Dengan pengertian di atas, secara otomatis penerapan sila-sila pancasila mutlak perlu, di mana sila-sila pancasila tidak dapat terpisahkan karena merupakan satu kesatuan yang bulat. Sila-sila tersebut merupakan manifestasi dalam mengemban cita-cita proklamasi Republik Indonesia yang tercantum dalam pembukaan UUD 1945 alinea 4. Perwujudan cita-cita tersebut dalam hubungannya dengan karyawan dapat tercipta melalui suasana tenteram, ketertiban lingkungan kerja maupun kegairahan kerja dalam meningkatkan kesejahteraan karyawan secara manusiawi sesuai dengan martabatnya.
Komponen yang harus ada di dalam hubungan industrial pancasila antara pengusaha dan karyawan antara lain:
1. Hak dan kewajiban employee.
2. Hak dan kewajiban employer.
3. Penyelesaian konflik kepentingan.
4. Pemupukan kerja sama antara kedua belah pihak.
5. Keterbukaan info dan pemahaman kondisi kedua belah pihak.[2]
Dalam pelaksanaannya, hubungan industrial pancasila mempunyai dua asas yang sangat penting yaitu:
1. Asas kekeluargaan dan gotong royong.
2. Asas musyawarah untuk mencapai mufakat.
Kedua asas tersebut dijabarkan lebih lanjut sebagai berikut:
1. Hubungan antara pekerja dan pengusaha adalah rekan kerja yang saling membutuhkan dalam hubungannya dengan kegiatan operasional perusahaan sehingga tidak ada kesewenang-wenangan, antara kedua golongan harus bekerja sama untuk mencapai kelancaran usaha demi kesejahteraan anggota dan produktivitas kerja.
2. Pekerja dan pengusaha sebagai rekan sekerja/mitra haruslah bisa menikmati hasil bersama-sama karena memang hasil yang dicapai tersebut usaha mereka dalam bekerja sama.

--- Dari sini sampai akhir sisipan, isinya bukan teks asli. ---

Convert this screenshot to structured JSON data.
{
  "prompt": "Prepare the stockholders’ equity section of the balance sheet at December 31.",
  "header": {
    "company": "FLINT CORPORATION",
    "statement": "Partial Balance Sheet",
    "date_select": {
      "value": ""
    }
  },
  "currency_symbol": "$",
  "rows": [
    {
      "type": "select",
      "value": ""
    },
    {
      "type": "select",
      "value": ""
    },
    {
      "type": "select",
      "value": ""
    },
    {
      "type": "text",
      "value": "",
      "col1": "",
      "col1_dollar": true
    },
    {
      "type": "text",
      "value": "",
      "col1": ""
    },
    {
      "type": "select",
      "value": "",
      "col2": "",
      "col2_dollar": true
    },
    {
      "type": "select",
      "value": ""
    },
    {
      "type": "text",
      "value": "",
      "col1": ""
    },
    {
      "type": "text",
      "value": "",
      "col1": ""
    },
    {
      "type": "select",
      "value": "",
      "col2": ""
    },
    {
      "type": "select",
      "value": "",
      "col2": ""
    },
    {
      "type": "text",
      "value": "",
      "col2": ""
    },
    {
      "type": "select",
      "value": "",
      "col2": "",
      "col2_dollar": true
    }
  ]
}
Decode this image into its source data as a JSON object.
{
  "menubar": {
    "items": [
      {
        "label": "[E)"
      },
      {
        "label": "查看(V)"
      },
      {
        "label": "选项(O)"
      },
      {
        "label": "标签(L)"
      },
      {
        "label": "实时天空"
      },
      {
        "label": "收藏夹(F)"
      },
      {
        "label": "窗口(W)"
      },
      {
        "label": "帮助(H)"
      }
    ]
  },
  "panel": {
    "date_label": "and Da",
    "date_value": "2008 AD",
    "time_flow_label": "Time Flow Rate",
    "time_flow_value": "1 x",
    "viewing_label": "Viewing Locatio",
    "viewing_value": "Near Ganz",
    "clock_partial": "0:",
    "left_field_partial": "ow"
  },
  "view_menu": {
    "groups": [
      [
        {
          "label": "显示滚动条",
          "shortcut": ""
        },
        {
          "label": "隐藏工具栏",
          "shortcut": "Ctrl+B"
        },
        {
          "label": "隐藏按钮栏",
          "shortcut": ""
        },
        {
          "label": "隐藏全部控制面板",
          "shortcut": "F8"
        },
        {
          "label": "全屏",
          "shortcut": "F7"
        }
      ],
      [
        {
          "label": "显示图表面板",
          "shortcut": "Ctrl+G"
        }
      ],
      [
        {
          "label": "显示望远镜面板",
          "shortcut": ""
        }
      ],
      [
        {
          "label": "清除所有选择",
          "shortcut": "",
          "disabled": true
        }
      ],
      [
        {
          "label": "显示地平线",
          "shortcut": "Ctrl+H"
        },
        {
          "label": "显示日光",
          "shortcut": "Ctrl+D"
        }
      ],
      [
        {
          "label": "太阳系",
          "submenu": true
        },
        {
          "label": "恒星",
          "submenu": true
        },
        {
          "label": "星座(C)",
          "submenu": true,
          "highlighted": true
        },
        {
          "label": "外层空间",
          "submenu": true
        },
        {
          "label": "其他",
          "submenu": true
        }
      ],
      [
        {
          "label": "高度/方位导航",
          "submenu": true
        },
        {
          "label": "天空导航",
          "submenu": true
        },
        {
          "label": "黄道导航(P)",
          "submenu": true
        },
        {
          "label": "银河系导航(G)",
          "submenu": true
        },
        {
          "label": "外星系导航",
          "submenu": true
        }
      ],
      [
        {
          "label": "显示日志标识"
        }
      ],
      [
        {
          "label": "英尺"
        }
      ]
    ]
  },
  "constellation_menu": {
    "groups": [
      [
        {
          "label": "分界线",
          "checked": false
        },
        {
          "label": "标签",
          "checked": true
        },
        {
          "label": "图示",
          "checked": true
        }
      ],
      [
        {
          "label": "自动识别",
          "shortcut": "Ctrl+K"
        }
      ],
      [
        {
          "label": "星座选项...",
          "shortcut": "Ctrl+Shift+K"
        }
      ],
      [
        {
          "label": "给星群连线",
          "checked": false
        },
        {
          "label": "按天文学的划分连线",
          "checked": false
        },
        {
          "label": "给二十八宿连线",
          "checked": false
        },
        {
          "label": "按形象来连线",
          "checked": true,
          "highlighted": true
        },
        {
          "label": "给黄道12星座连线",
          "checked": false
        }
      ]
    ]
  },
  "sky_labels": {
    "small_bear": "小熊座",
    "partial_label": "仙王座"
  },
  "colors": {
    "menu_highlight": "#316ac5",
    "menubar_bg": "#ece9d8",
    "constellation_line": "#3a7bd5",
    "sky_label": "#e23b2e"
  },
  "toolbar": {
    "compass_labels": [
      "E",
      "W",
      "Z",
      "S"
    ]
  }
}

3. Sebagai rekan sekerja baik pengusaha maupun pekerja harus mau untuk bertanggung jawab terhadap hak dan kewajiban masing-masing secara sadar dan ikhlas demi terbinanya kelangsungan kerja sama antara mereka.
C. Pengusaha dan Karyawan dalam Manajemen Industri
Manajemen merupakan hal yang harus ada di dalam suatu kegiatan industri. Setidaknya esensi manajemen dalam industri di tentukan dari:
1. Implementasi manajemen dalam industri. Kemampuan manajemen dalam pengembangan industri atas berbagai pengertiannya dengan prinsip perencanaan hingga kontrol (Planning, Organizing, Actuating dan Controlling atau POAC), pemenuhan fungsi-fungsi manajerial untuk mencapai tujuan usaha, tingkatan manajemen dengan dukungan keterampilan yang diperlukan menurut sarana penggerak usaha seperti sumber daya manusia (SDM) hingga pasar (6 M : Men, Materials, Methods, Machines, Money dan Markets). Hal tersebut sesuai dengan ruang lingkup dan pendefinisian manajemen sebagai fungsi determinan terhadap keberhasilan operasional dari industri yang dijalankan. Secara konkrit dapat diterjemahkan atas pemahaman golongan manajemen (tingkat pertama hingga puncak), karakter manajer (inovator hingga analytical), rentang manajemen dan bidang atau fungsinya (pemasaran hingga penelitian dan pengembangan atau litbang) yang secara manajerial dinyatakan sebagai keterampilan konsepsional dan kegiatan beserta bentuk pengorganisasian, termasuk rencana strategik (renstra) dan rencana operasional (renop) yang dimulai dari pengembangan master plan hingga program pengelolaan lingkungan industri.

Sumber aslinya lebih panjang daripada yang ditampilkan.